Şimdi şu bilgiyi almak istiyorum aslında: Alacaklar içerisinde diğer ticari alacaklar, nedir onun şeyi? Çünkü alacağın... Bakın, 2014 yılında "alıcılar" dediğiniz, yani herhangi bir belgeye bağlı olmayan, cari hesap biçimindeki alacak 260 milyon iken, diğer ticari alacaklar 661 milyon, detaylı bilanço olmadığı için göremedim. Bu, tahsili gecikmiş alacak olabilir mi?

ÇAYKUR GENEL MÜDÜRÜ İMDAT SÜTLÜOĞLU - Hayır, hayır, bayilerin normal borçlarıdır, vadeli borçlarıdır.

MEVLÜT KARAKAYA (Adana) - Peki, normal borçlarsa, onun alıcılar içerisinde olması lazım; burada, finansal raporlamada bir yanlışlık, yanıltma olmasın. Çünkü, normalde bayinin borcunun alıcılar grubunda olması gerekir, siz de bilirsiniz Sayın Genel Müdürüm. "Ticari alacaklar" dediğiniz, "diğer ticari alacaklar" vadesinde tahsil edilemeyen ancak şüpheli duruma düşmemiş alacakların izlenebileceği bir kalem. Tabii, "şüpheli ticari alacaklar" da var, toplam içerisinde belki önemli değil ama rakam olarak da 1 milyon civarında. Bu ticari alacaklar tek bayiden mi? Çok bayiden toplanmış olan şeyler. Ama ben bu diğer ticari, bundan ziyade, bu tabii ki önemli ama sonuçta senetsiz ya da belgeye dayalı olmayan bir satış var; benim buradan anladığım, mali raporlamadan anladığım şey bu. Bunun önemli bir kısmı da 660; bu, "tahsili gecikmiş alacak." Tahsili gecikmiş alacağın bir sonraki adımı şüpheli alacak durumuna gelmektir ki o zaman alacak yönetimiyle ilgili de ben bir zafiyet olduğunu da -cevap alamadığım için böyle devam ediyorum- düşünüyorum. Stoklarla ilgili, tabii pazarlama sorununun doğal olarak burayı tıkadığını da çok net görüyoruz.
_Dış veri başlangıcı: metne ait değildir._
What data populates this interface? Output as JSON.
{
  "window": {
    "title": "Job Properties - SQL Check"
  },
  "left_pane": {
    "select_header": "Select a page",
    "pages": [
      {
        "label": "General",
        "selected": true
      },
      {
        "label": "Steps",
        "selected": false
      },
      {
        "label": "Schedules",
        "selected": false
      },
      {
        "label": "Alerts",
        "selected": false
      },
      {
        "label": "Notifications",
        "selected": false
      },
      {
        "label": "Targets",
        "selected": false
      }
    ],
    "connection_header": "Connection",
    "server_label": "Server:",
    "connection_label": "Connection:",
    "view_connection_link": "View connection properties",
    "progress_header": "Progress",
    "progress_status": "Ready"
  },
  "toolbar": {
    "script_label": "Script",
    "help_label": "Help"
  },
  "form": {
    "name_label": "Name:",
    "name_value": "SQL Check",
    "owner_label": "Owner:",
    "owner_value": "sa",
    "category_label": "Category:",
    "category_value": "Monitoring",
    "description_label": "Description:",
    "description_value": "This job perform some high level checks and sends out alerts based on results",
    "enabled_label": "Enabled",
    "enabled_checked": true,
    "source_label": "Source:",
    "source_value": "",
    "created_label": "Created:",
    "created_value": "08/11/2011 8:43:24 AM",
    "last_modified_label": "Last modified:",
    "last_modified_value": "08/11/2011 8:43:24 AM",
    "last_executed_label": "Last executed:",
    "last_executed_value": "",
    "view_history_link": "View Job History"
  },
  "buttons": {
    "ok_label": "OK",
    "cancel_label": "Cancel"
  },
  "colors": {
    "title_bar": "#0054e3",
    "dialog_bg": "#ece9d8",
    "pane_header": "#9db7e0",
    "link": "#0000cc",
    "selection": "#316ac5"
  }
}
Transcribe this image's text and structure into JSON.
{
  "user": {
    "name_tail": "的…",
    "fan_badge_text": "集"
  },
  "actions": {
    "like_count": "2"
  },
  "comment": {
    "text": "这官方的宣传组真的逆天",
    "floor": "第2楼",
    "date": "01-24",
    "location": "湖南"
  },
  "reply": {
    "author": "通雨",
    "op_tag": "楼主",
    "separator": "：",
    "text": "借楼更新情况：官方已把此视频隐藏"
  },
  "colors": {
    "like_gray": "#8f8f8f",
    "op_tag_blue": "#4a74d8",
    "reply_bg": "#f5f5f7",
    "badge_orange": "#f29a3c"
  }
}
Bir de sayım ve tesellüm noksanları var. Bilanço büyüklüğü içerisinde önemli bir rakam değil ama bu nereden kaynaklanıyor? Yani "önemli bir rakam" derken, oransal anlamda önemli değil diyorum. Yani 400-500 bin civarında bir sayım tesellüm noksanları taşınıyor bilançoda. Aslında, bu olmayan bir aktif, fiktif bir aktif, karşılık da ayrılmamış bununla ilgili olarak. Sayıştay raporlarında da öyle hatırlıyorum, raporu okuyalı epey olmuştu, buna neden karşılık ayrılmadığı soruluyordu. Bilançonun, yani mali açıdan, finansal yapı açısından, kârlılık açısından baktığımızda durumu aslında hiç iyi görünmüyor, aradaki geçen süre içerisinde eğer bir farklılık olmadıysa ki onun çıktılarını ve bu görüşü destekleyecek konular da aslında biraz önce tartışıldı.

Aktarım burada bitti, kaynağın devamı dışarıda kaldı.